Esse segundo aspecto é menos discutido. Há no governo interesse em que a Comissão da Verdade produza uma nova história oficial do regime militar. Algo que venha como a palavra definitiva sobre aquele período.
Ainda que no longo prazo seja inútil, pois o destino das histórias oficiais é a desmoralização. Que vem quando o vento muda de lado e Forças antagonistas assumem o poder para produzir sua própria versão oficial dos acontecimentos passados.
Mas taticamente a coisa pode ter alguma utilidade, pois nas escolas militares e na caserna persiste a linha de que a intervenção das Forças Armadas em 1964 teve por objetivo defender a democracia contra um golpe comunista.
As Forças Armadas venceram a guerra contra as organizações guerrilheiras no plano propriamente militar, mas na guerra durante a paz, ou pós-guerra, não repetem o desempenho.
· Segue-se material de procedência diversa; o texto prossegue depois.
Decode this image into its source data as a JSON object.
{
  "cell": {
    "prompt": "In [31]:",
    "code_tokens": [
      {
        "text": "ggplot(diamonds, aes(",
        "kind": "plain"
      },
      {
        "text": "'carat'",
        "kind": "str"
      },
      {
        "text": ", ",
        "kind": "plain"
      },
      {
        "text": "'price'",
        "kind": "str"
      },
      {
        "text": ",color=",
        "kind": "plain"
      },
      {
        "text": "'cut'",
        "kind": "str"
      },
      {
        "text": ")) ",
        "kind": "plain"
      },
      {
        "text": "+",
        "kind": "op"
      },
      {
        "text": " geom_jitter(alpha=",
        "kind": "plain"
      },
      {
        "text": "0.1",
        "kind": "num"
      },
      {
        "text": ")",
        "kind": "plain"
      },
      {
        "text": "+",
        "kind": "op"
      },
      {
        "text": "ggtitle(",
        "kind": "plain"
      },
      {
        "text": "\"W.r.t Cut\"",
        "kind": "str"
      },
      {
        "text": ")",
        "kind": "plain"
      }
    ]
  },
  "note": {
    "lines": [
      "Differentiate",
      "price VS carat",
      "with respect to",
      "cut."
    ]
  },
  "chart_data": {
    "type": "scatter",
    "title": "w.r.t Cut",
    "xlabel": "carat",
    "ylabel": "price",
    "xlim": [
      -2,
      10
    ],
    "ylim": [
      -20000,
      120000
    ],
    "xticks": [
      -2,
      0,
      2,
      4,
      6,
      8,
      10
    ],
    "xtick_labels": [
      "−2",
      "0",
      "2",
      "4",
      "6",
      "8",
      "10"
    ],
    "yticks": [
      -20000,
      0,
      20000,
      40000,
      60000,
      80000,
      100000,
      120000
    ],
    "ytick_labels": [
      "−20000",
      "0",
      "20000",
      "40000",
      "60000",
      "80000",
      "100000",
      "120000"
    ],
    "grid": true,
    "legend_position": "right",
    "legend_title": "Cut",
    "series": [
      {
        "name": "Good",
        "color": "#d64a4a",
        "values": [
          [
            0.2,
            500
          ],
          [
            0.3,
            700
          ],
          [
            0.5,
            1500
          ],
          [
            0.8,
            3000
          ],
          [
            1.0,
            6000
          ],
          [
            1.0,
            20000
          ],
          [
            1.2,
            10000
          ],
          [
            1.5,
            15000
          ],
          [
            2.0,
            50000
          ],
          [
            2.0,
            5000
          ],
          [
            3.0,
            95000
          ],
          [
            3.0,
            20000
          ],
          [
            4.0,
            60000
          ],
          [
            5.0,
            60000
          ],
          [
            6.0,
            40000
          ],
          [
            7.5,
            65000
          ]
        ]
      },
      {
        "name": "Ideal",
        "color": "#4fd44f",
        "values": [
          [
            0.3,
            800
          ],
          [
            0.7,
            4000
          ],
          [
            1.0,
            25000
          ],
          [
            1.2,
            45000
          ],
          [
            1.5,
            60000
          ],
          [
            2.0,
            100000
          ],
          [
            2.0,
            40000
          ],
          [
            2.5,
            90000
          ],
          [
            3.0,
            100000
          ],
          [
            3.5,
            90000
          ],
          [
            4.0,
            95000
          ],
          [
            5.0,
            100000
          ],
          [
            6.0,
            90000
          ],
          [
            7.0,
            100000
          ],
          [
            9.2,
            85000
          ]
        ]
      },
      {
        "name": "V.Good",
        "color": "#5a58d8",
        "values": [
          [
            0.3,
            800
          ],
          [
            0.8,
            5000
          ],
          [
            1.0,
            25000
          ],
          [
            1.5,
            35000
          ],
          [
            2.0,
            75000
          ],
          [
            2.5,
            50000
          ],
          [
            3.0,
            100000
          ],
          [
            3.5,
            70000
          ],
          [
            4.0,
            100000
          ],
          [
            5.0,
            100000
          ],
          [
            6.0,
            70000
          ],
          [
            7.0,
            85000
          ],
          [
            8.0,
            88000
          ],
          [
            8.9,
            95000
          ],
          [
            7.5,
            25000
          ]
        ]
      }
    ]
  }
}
Os adversários derrotados no campo de batalha foram empurrados para a luta política institucional, onde tiveram sucesso. Os três últimos governos vieram comandados por personagens da resistência ao regime militar. Mas falta completar a obra no terreno ideológico-doutrinário. Obrigar os militares a aceitar a versão histórica dos adversários. Eis por que a Comissão da Verdade começa relativamente consensual mas tem tudo para se transformar em palco de intensa luta político-ideológica.
Porém o cenário para o governo não é tampouco todo cor de rosa. O texto permite escarafunchar também as violações aos direitos humanos cometidos pela resistência.
E aí a caserna leva alguma vantagem. Pois desde a transição de 1984-85 as Forças Armadas cuidam de coletar e sistematizar todas as informações sobre a atuação dos adversários naquela época.
Guerras só são bonitas nos maus livros de História. Ou na propaganda. Na vida real, quando há guerra todos perdem. Ganha quem perde menos. Mas todos os lados contabilizam vítimas.